By that fall, nothing was in writing, and the high schooler's mother was getting nervous. "I just want to make sure my baby's good," she told Organ. In October she hired him to represent her son, and he began trying to lock down the deal.

Days before the Dec. 4 national signing day for college recruits, with the invitations already printed for a celebration at the player's high school, Oklahoma told him it wouldn't have a spot available until 2026. So forget about the money.

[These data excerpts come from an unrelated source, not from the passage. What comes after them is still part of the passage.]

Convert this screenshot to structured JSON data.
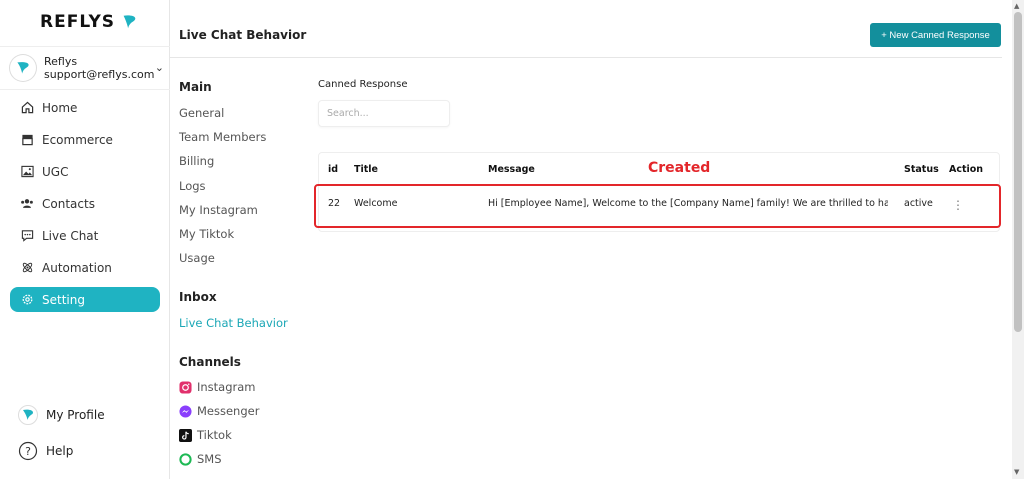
{
  "brand": {
    "name": "REFLYS",
    "accent": "#1fb3c2"
  },
  "account": {
    "name": "Reflys",
    "email": "support@reflys.com"
  },
  "sidebar": {
    "items": [
      {
        "label": "Home",
        "icon": "home-icon"
      },
      {
        "label": "Ecommerce",
        "icon": "store-icon"
      },
      {
        "label": "UGC",
        "icon": "image-icon"
      },
      {
        "label": "Contacts",
        "icon": "users-icon"
      },
      {
        "label": "Live Chat",
        "icon": "chat-icon"
      },
      {
        "label": "Automation",
        "icon": "atom-icon"
      },
      {
        "label": "Setting",
        "icon": "gear-icon",
        "active": true
      }
    ],
    "profile": "My Profile",
    "help": "Help"
  },
  "page": {
    "title": "Live Chat Behavior"
  },
  "settings": {
    "main_title": "Main",
    "main_links": [
      "General",
      "Team Members",
      "Billing",
      "Logs",
      "My Instagram",
      "My Tiktok",
      "Usage"
    ],
    "inbox_title": "Inbox",
    "inbox_links": [
      "Live Chat Behavior"
    ],
    "channels_title": "Channels",
    "channels": [
      "Instagram",
      "Messenger",
      "Tiktok",
      "SMS"
    ]
  },
  "main": {
    "new_button": "+ New Canned Response",
    "section_label": "Canned Response",
    "search_placeholder": "Search...",
    "annotation": "Created",
    "table": {
      "headers": [
        "id",
        "Title",
        "Message",
        "Status",
        "Action"
      ],
      "rows": [
        {
          "id": "22",
          "title": "Welcome",
          "message": "Hi [Employee Name], Welcome to the [Company Name] family! We are thrilled to have yo...",
          "status": "active",
          "action": "⋮"
        }
      ]
    }
  }
}
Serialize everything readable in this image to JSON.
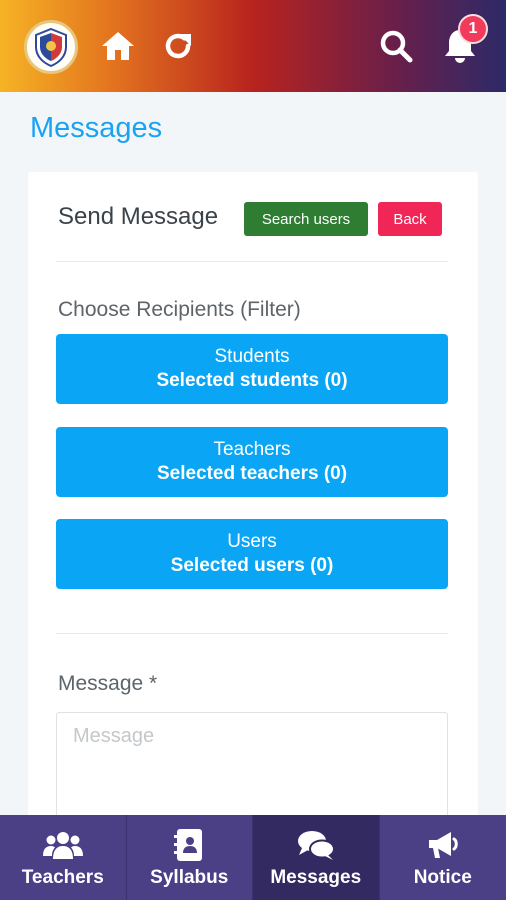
{
  "header": {
    "logo_icon": "school-crest-icon",
    "home_icon": "home-icon",
    "refresh_icon": "refresh-icon",
    "search_icon": "search-icon",
    "bell_icon": "bell-icon",
    "notification_count": "1"
  },
  "page": {
    "title": "Messages"
  },
  "form": {
    "send_title": "Send Message",
    "search_users_label": "Search users",
    "back_label": "Back",
    "filter_label": "Choose Recipients (Filter)",
    "recipients": [
      {
        "label": "Students",
        "selected": "Selected students (0)"
      },
      {
        "label": "Teachers",
        "selected": "Selected teachers (0)"
      },
      {
        "label": "Users",
        "selected": "Selected users (0)"
      }
    ],
    "message_label": "Message *",
    "message_placeholder": "Message",
    "message_value": ""
  },
  "bottom_nav": [
    {
      "label": "Teachers",
      "icon": "users-icon"
    },
    {
      "label": "Syllabus",
      "icon": "contact-book-icon"
    },
    {
      "label": "Messages",
      "icon": "chat-bubbles-icon",
      "active": true
    },
    {
      "label": "Notice",
      "icon": "megaphone-icon"
    }
  ],
  "colors": {
    "accent": "#1aa3f2",
    "recipient_button": "#0aa6f5",
    "search_users_button": "#2e7d32",
    "back_button": "#f02656",
    "badge": "#f23a5c",
    "bottom_nav": "#4b3f86"
  }
}
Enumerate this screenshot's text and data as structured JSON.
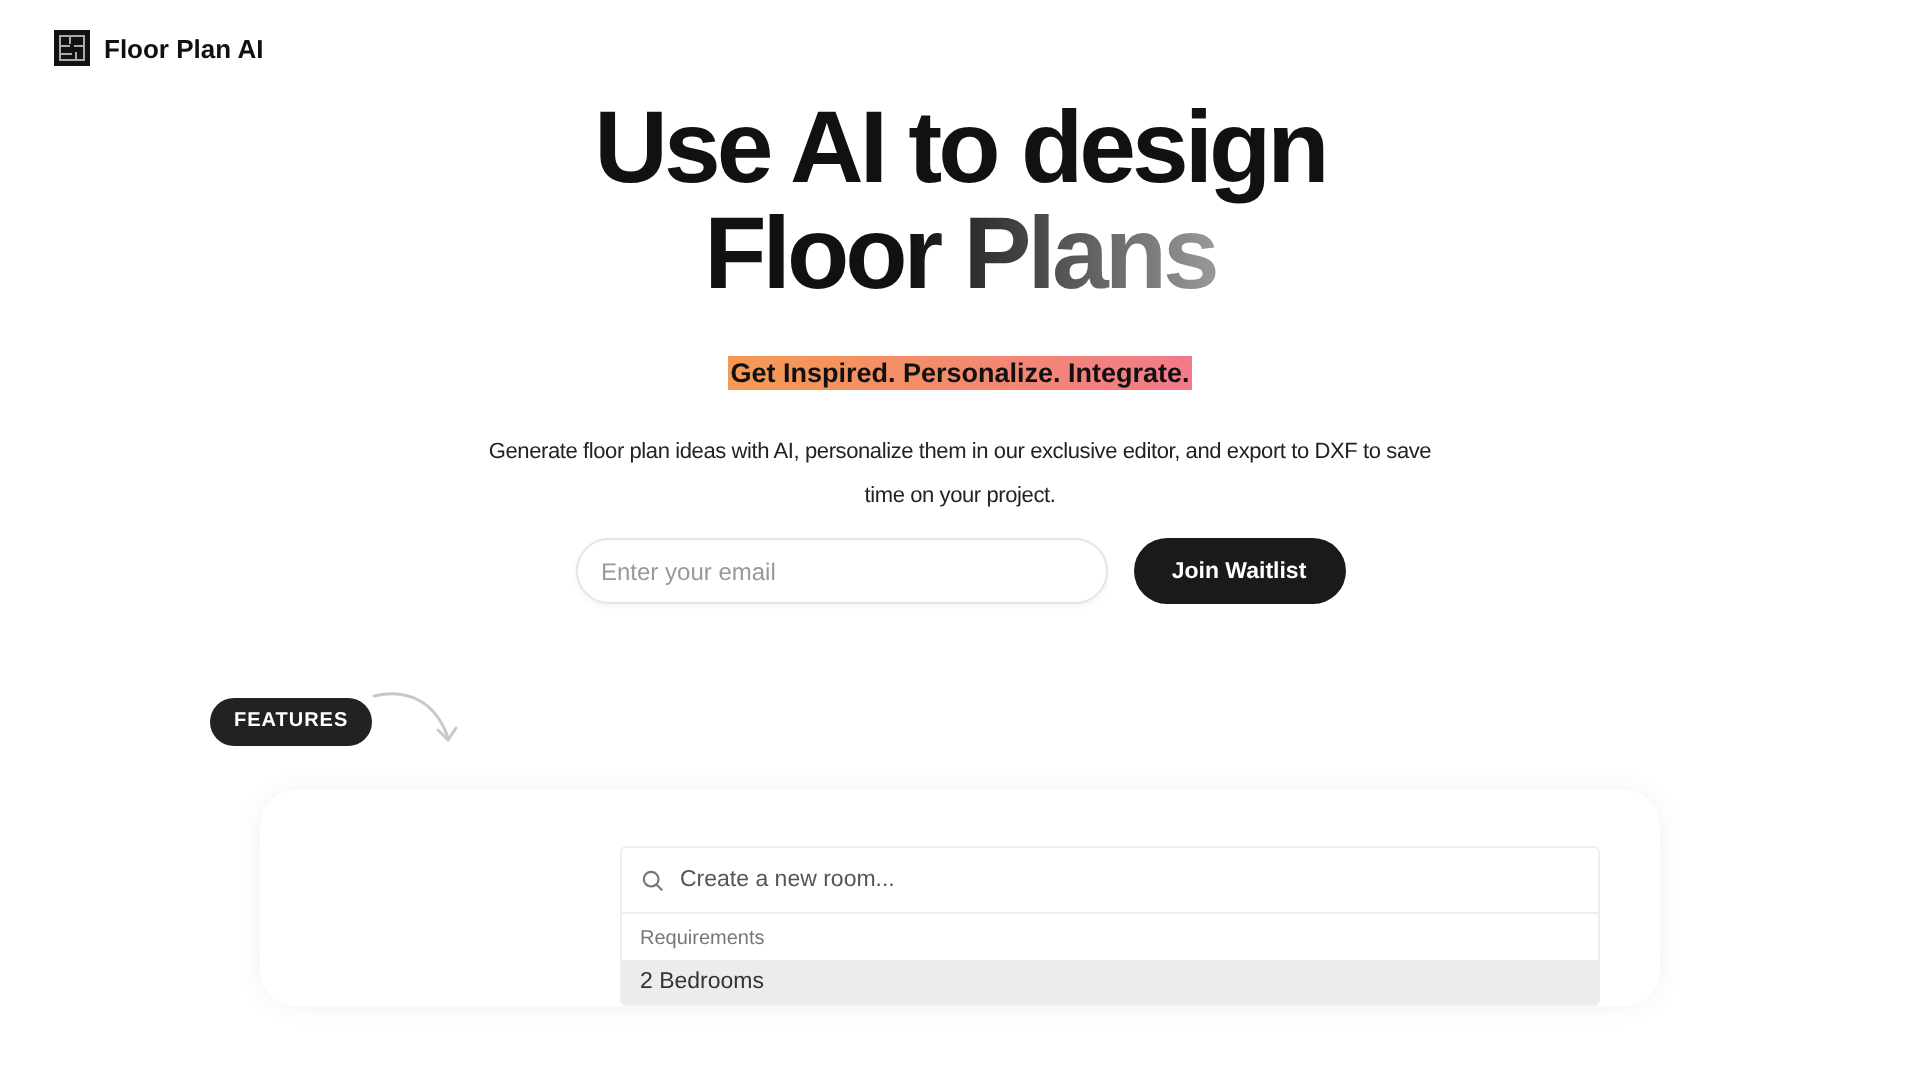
{
  "brand": {
    "name": "Floor Plan AI"
  },
  "hero": {
    "title_lines": [
      "Use AI to design",
      "Floor Plans"
    ],
    "tagline": "Get Inspired. Personalize. Integrate.",
    "description": "Generate floor plan ideas with AI, personalize them in our exclusive editor, and export to DXF to save time on your project."
  },
  "signup": {
    "placeholder": "Enter your email",
    "button": "Join Waitlist"
  },
  "features": {
    "badge": "FEATURES",
    "command": {
      "placeholder": "Create a new room...",
      "group": "Requirements",
      "items": [
        {
          "label": "2 Bedrooms",
          "selected": true
        }
      ]
    }
  }
}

Welcome to the brutally Darwinian new world of college football, where, to adapt a phrase from Jerry Maguire, plenty of schools will talk about the money; they just may not show it.

Fans have the impression that the stars of Division I football are raking in millions now that the National Collegiate Athletic Association allows athletes to sign NIL deals—that is, to sell the use of their name, image and likeness. And it's true that a handful of top players are pocketing big money. Most, however, even a standout like Organ's client, remain at the mercy of the universities. (His mother asked that his name not be used, for fear of harming his career prospects.) The coaches are free to make and break promises with few repercussions.

"It's the wild, wild, wild West," says Organ, co-founder of a sports agency called Disruptive. "And the rules—there are no rules."

Henry Organ. Photographer: Alex Welsh

Organ, 33, grew up in the San Francisco Bay Area and attended Saint Mary's College High School in Berkeley, whose alums include a co-founder of Snapchat and the director of the Black Panther movies. His grandfather, Claude Organ Jr., was the first Black chair of the surgery department at the Creighton University School of Medicine in Omaha, Nebraska, where he got to know a young Warren Buffett. Buffett once invited the surgeon to invest $100,000 in Berkshire Hathaway, but, as Organ explains the family lore, "Papa" couldn't afford to tie up his money; he had seven children to put through college.

Organ went to Portland State University in Oregon in 2010 and walked on to the team as a defensive back. During college, he got a job at the Nike Inc. company store near Portland. He later rose to a role in football brand marketing at Nike and got a master's degree in sports management from the University of San Francisco School of Management.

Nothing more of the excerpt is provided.